Oct. 31st, 2009

gillpolack: (Default)
Storm-addled, that's me. I did maybe a fraction of a squidgeon of work this morning, to help me pretend I existed and the rest of the day was spent being loomed over by incoming thunder. Luckily, my friend J picked me up and we went window-shopping and actual shopping and had coffee and caught up with each other's lives. I now have much food stacked away for times of need and, even better, much joy of friendship stacked with it. I have a special, secret shelf for the happiness derived from seeing friends. That shelf is very handy when life gets tough.

If the weather is like this tomorrow, then I shall absorb it into my teaching and explain how landform and weather are not neutral in novels. Well, they aren't. My brain might be storm-addled, but it's not that far awry.
gillpolack: (Default)
We choose our memories and we choose the pasts we live with. We also choose the stories we tell in our fiction and in our histories.

I'm stating the obvious, I know, but I just ran across two things that reminded me that those choices can affect peoples' lives in a big way. I keep on encountering the effects of choices. I guess this means I have to write about it somewhere, sometime. And I guess that means I have to think about it some more. I know it from the viewpoint of writing history and from the viewpoint of being a feminist, but what about the viewpoint of a refugee whose past has been silenced by the memory and history choices of others, or a woman whose business acumen was there, in the archives, waiting for someone to be daring and actually look for it.

If anyone can recommend fiction that already talks about these subjects and handles them sensitively, I'd love to know. There are so many novels that could be written through looking at the obliterated and the forgotten and the ought-to-be-remembered. I'd love to know who has done what. Not Geraldine Brooks, though: I have a particular fret about the way she silenced memory by novelising the Sarajevo Haggadah in a way that made it far less Jewish. She and I obviously see history through quite different eyes.
gillpolack: (Default)
My books have opinions of their own. Just now, a whole shelf (and four teeth) rebelled against my opinions (while I was in the other room, no less) and rearranged themselves. Some of the books were cast out by the others and sprawled across the floor. Most them those were not reference books. My reference books are obviously snobs.

I took the hint and have removed the stack of books that was resting on top of the reference books until I had decided what to do with them. It's an interesting stack: Le Clezio, Elizabeth Chadwick, Jay Amory, Michael Robotham, Louis Marley, Michael Newth and Ruth Park. I think I'll add them all to my 'to be read' piles for the moment, whether I've read them or not. That will give me time to work out how on earth I can fit all my books into the space I don't have for them.

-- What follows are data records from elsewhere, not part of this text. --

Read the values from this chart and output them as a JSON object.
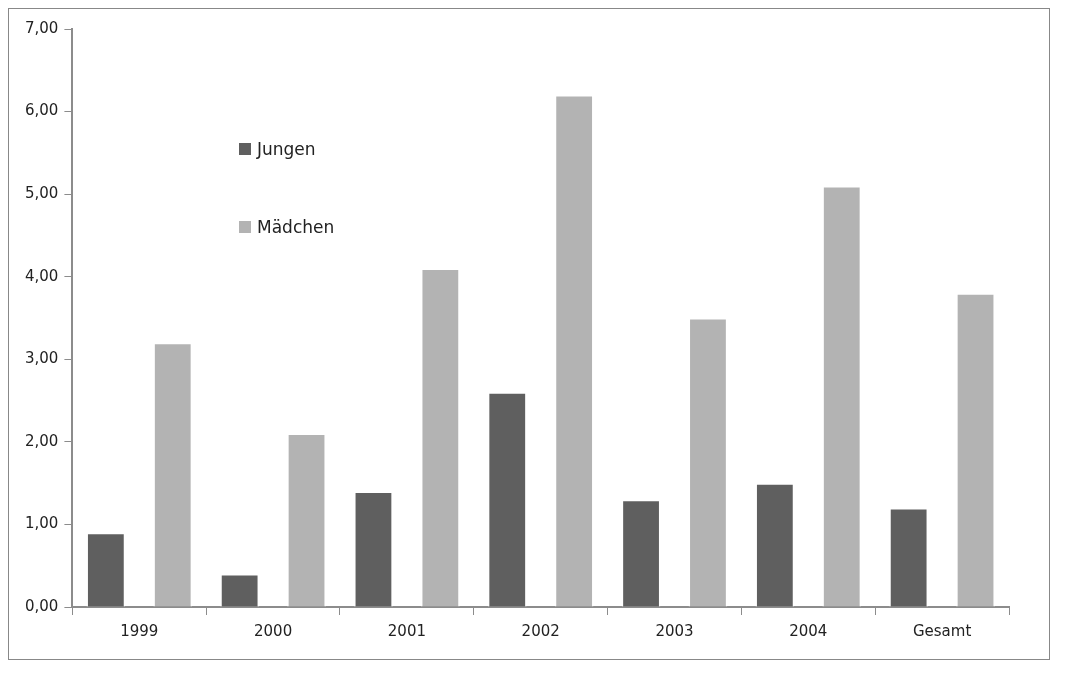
{
  "chart_data": {
    "type": "bar",
    "categories": [
      "1999",
      "2000",
      "2001",
      "2002",
      "2003",
      "2004",
      "Gesamt"
    ],
    "series": [
      {
        "name": "Jungen",
        "color": "#5f5f5f",
        "values": [
          0.9,
          0.4,
          1.4,
          2.6,
          1.3,
          1.5,
          1.2
        ]
      },
      {
        "name": "Mädchen",
        "color": "#b3b3b3",
        "values": [
          3.2,
          2.1,
          4.1,
          6.2,
          3.5,
          5.1,
          3.8
        ]
      }
    ],
    "ylim": [
      0,
      7
    ],
    "yticks": [
      {
        "value": 0,
        "label": "0,00"
      },
      {
        "value": 1,
        "label": "1,00"
      },
      {
        "value": 2,
        "label": "2,00"
      },
      {
        "value": 3,
        "label": "3,00"
      },
      {
        "value": 4,
        "label": "4,00"
      },
      {
        "value": 5,
        "label": "5,00"
      },
      {
        "value": 6,
        "label": "6,00"
      },
      {
        "value": 7,
        "label": "7,00"
      }
    ],
    "grid": false,
    "legend": "top left"
  }
}
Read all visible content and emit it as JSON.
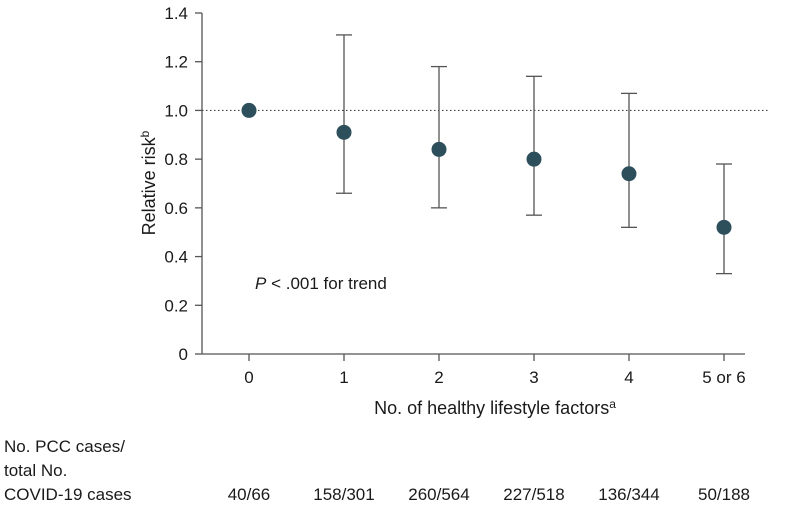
{
  "chart_data": {
    "type": "scatter",
    "title": "",
    "xlabel": "No. of healthy lifestyle factors",
    "xlabel_superscript": "a",
    "ylabel": "Relative risk",
    "ylabel_superscript": "b",
    "ylim": [
      0,
      1.4
    ],
    "yticks": [
      "0",
      "0.2",
      "0.4",
      "0.6",
      "0.8",
      "1.0",
      "1.2",
      "1.4"
    ],
    "reference_line": 1.0,
    "grid": false,
    "categories": [
      "0",
      "1",
      "2",
      "3",
      "4",
      "5 or 6"
    ],
    "values": [
      1.0,
      0.91,
      0.84,
      0.8,
      0.74,
      0.52
    ],
    "ci_lower": [
      null,
      0.66,
      0.6,
      0.57,
      0.52,
      0.33
    ],
    "ci_upper": [
      null,
      1.31,
      1.18,
      1.14,
      1.07,
      0.78
    ],
    "annotation": {
      "italic": "P",
      "text": " < .001 for trend"
    },
    "marker_color": "#2d4f5c",
    "line_color": "#555555"
  },
  "case_table": {
    "label_lines": [
      "No. PCC cases/",
      "total No.",
      "COVID-19 cases"
    ],
    "values": [
      "40/66",
      "158/301",
      "260/564",
      "227/518",
      "136/344",
      "50/188"
    ]
  }
}
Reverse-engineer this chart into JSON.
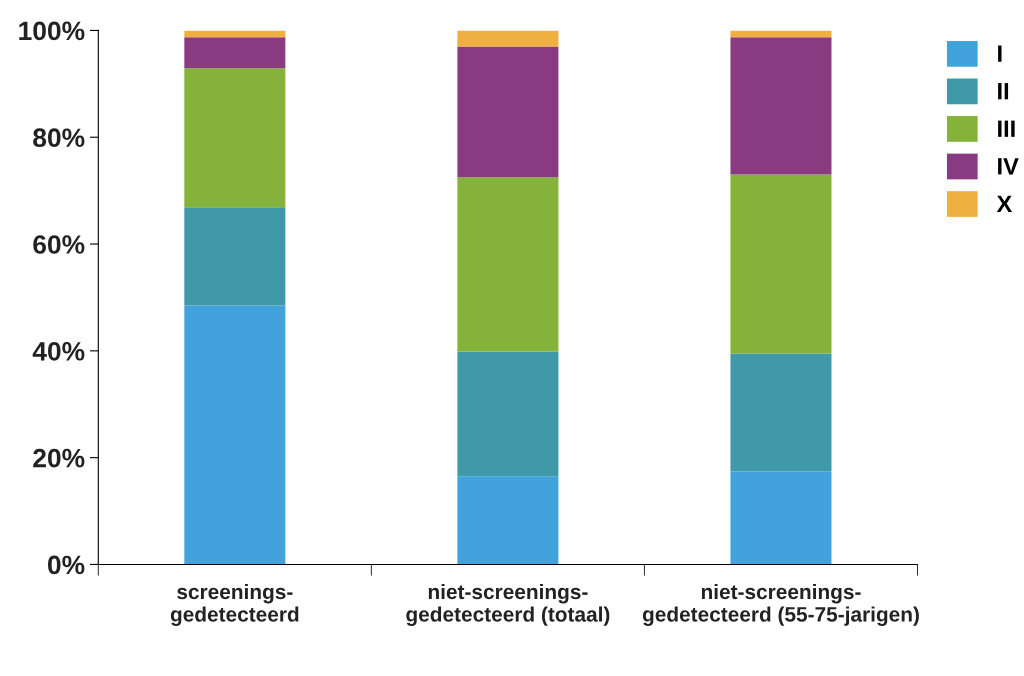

I don't know where to put the four teeth, either. They're from the set of Hogfather, and a present from my niece, so they have to go somewhere interesting. I'll ponder this matter. I'll also ponder the book problem. I need to diminish my other possessions, move into a bigger space, or get rid of some of my previous volumes. None of these three things is going to happen. Unless...

How about I offer a random book from my collection and a Kathleen Jennings bookplate to the person who gives the best solution to my problem. Interpret 'best' any way you like. If you're overseas you still get the book and bookplate, but the 'random' will err on the side of not weighing too much. If no-one comes up with any intersting solutions, I shall use the teeth in lieu of lots and do a casting to determine the future of my library.